Gaudreau’s game hasn’t been good enough in past playoffs — a significant talking point again this season. However, the narrative has changed for many who believe that the support he has with two stellar linemates and the all-for-one team toughness can allow him to continue dominating like he has all season. “He’s an unbelievable player — one of the best in the world — who can take over games,” says Tkachuk. “He’s done it in games before for us. I’m looking forward to seeing it.”
So is Sutter: “Probably one of the big reasons [they’ll be better] would be that they got their asses kicked, and they are proud guys and good players. There’s a big storm coming here this week.”

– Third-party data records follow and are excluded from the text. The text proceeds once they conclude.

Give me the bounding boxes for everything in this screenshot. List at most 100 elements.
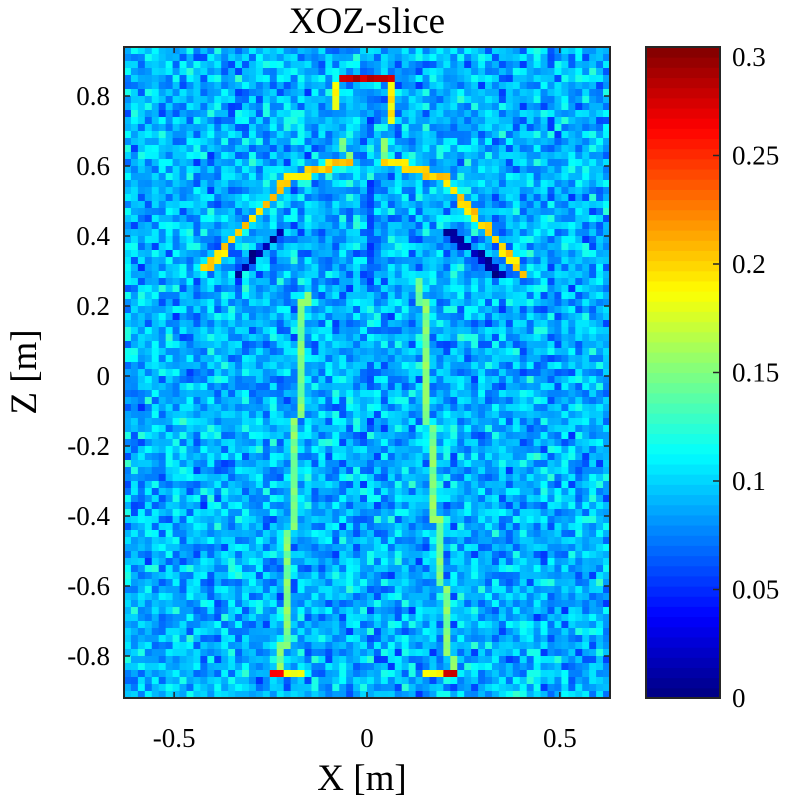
heatmap-cell [124, 68, 132, 76]
heatmap-cell [429, 131, 437, 139]
heatmap-cell [387, 187, 396, 195]
heatmap-cell [311, 166, 319, 174]
heatmap-cell [603, 516, 611, 524]
heatmap-cell [179, 327, 187, 335]
heatmap-cell [491, 530, 500, 538]
heatmap-cell [325, 516, 333, 524]
heatmap-cell [519, 68, 528, 76]
heatmap-cell [471, 68, 479, 76]
heatmap-cell [568, 488, 576, 496]
heatmap-cell [311, 425, 319, 433]
heatmap-cell [561, 509, 569, 517]
heatmap-cell [603, 299, 611, 307]
heatmap-cell [422, 418, 430, 426]
heatmap-cell [380, 404, 389, 412]
heatmap-cell [172, 446, 181, 454]
heatmap-cell [151, 138, 160, 146]
heatmap-cell [575, 236, 583, 244]
heatmap-cell [255, 355, 264, 363]
heatmap-cell [422, 47, 430, 55]
heatmap-cell [561, 54, 569, 62]
heatmap-cell [242, 530, 250, 538]
heatmap-cell [464, 292, 472, 300]
heatmap-cell [179, 264, 187, 272]
heatmap-cell [130, 355, 139, 363]
heatmap-cell [158, 271, 167, 279]
heatmap-cell [485, 355, 493, 363]
heatmap-cell [276, 432, 285, 440]
heatmap-cell [242, 425, 250, 433]
heatmap-cell [124, 376, 132, 384]
heatmap-cell [512, 145, 521, 153]
heatmap-cell [200, 243, 208, 251]
heatmap-cell [151, 166, 160, 174]
heatmap-cell [207, 54, 215, 62]
heatmap-cell [408, 236, 417, 244]
heatmap-cell [387, 376, 396, 384]
heatmap-cell [401, 362, 410, 370]
heatmap-cell [318, 278, 326, 286]
heatmap-cell [443, 75, 451, 83]
heatmap-cell [380, 425, 389, 433]
heatmap-cell [290, 194, 299, 202]
heatmap-cell [346, 362, 354, 370]
heatmap-cell [248, 138, 257, 146]
heatmap-cell [242, 264, 250, 272]
heatmap-cell [124, 516, 132, 524]
heatmap-cell [332, 327, 340, 335]
heatmap-cell [221, 523, 229, 531]
heatmap-cell [262, 89, 271, 97]
heatmap-cell [242, 481, 250, 489]
heatmap-cell [367, 54, 375, 62]
heatmap-cell [186, 369, 194, 377]
heatmap-cell [325, 110, 333, 118]
heatmap-cell [235, 257, 243, 265]
heatmap-cell [242, 334, 250, 342]
heatmap-cell [318, 180, 326, 188]
heatmap-cell [130, 194, 139, 202]
heatmap-cell [443, 313, 451, 321]
heatmap-cell [186, 320, 194, 328]
heatmap-cell [255, 187, 264, 195]
heatmap-cell [429, 194, 437, 202]
heatmap-cell [214, 96, 222, 104]
heatmap-cell [512, 467, 521, 475]
heatmap-cell [255, 516, 264, 524]
heatmap-cell [165, 187, 174, 195]
heatmap-cell [193, 180, 201, 188]
heatmap-cell [387, 404, 396, 412]
heatmap-cell [158, 467, 167, 475]
heatmap-cell [255, 264, 264, 272]
heatmap-cell [540, 145, 549, 153]
heatmap-cell [596, 495, 604, 503]
heatmap-cell [353, 516, 361, 524]
heatmap-cell [568, 96, 576, 104]
heatmap-cell [589, 201, 597, 209]
heatmap-cell [526, 110, 535, 118]
heatmap-cell [339, 138, 347, 146]
heatmap-cell [151, 460, 160, 468]
heatmap-cell [221, 257, 229, 265]
heatmap-cell [297, 530, 306, 538]
heatmap-cell [214, 131, 222, 139]
heatmap-cell [429, 278, 437, 286]
heatmap-cell [568, 341, 576, 349]
heatmap-cell [367, 397, 375, 405]
heatmap-cell [332, 481, 340, 489]
heatmap-cell [415, 61, 424, 69]
heatmap-cell [276, 537, 285, 545]
heatmap-cell [304, 320, 312, 328]
heatmap-cell [485, 173, 493, 181]
heatmap-cell [124, 334, 132, 342]
heatmap-cell [415, 411, 424, 419]
heatmap-cell [332, 243, 340, 251]
heatmap-cell [512, 404, 521, 412]
heatmap-cell [380, 348, 389, 356]
heatmap-cell [450, 446, 458, 454]
heatmap-cell [276, 369, 285, 377]
heatmap-cell [318, 425, 326, 433]
heatmap-cell [262, 180, 271, 188]
heatmap-cell [325, 187, 333, 195]
heatmap-cell [394, 481, 403, 489]
heatmap-cell [262, 348, 271, 356]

For his part, Gaudreau has learned from past mistakes, transforming himself into a two-way player at Sutter’s insistence. The change resulted in a 115-point season that saw everyone on his line score 40 goals. Toffoli, Mikael Backlund and 35-goal man Andrew Mangiapane give the Flames significant secondary scoring, while Coleman and Calle Jarnkrok have helped Dillon Dube enter the playoffs on a significant scoring binge.
All six blue liners had career seasons, spearheaded by Rasmus Andersson and Noah Hanifin, who will face the Stars’ top line all series long. Chris Tanev and Oliver Kylington are a formidable second pairing in a sextet that accumulated the third-most points from defencemen in the league. Erik Gudbranson and Nikita Zadorov are expected to lead physically, as the faces of the group, which is interesting given that it was the big Russian who first called the Flames “easy to play against” when his Avalanche stomped on Calgary three years ago.

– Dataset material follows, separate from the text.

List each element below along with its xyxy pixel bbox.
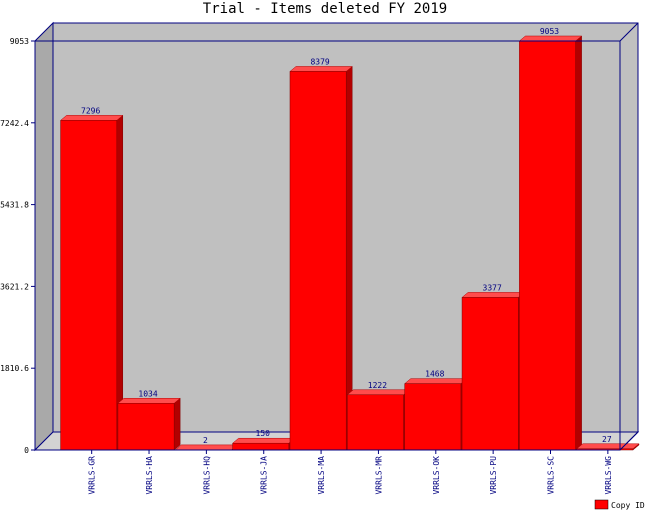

“Just playing playoff-style hockey all season long has got us ready for the next step for this team,” says Lucic. “Just talking to guys about the differences between 2018-19 and now. They almost felt like they peaked too early. We did what we were supposed to do this year, but you kind of forget everyone starts at zero again. Ask anyone and they’ll tell you the goal is to win the Stanley Cup, but the goal is actually to win Game 1 and go from there.
“The main thing for the learning curve for this group has been more to look at what the task at hand is on a daily basis instead of looking at the big picture. That kind of keeps things in perspective. One thing we have to continue doing is playing to the identity of the team we built this year. Ultimately that will give us success.”
The Flames were 2-0-1 against the Stars this season but certainly don’t feel like they dominated the team that ousted them two years ago en route to the Cup Final. “We’re looking forward to playing a team that’s had our number and played very well against us and has carried the play mostly every game against us,” says Tkachuk. “We’re going to have to prove it to a team that’s been one of the best teams in the league at this time of the year for the last number of years. So, going into this series, they’ve done it, most of their guys have done it. We haven’t, so that puts them at a big advantage going into the series. We’ve got to prove it.”
They certainly do.
“This is the proving time of year — a time when players show up,” says Coleman, born and raised in Texas. “The games get harder and you either up your game or back down. We have a lot of proud players in our room and now they have some experience to lean on. Guys who had tremendous regular seasons are going to have to take it up even more. We have a talented top line but we win as a committee.
“I think we really believe in our room we have what it takes to be successful come playoff time.”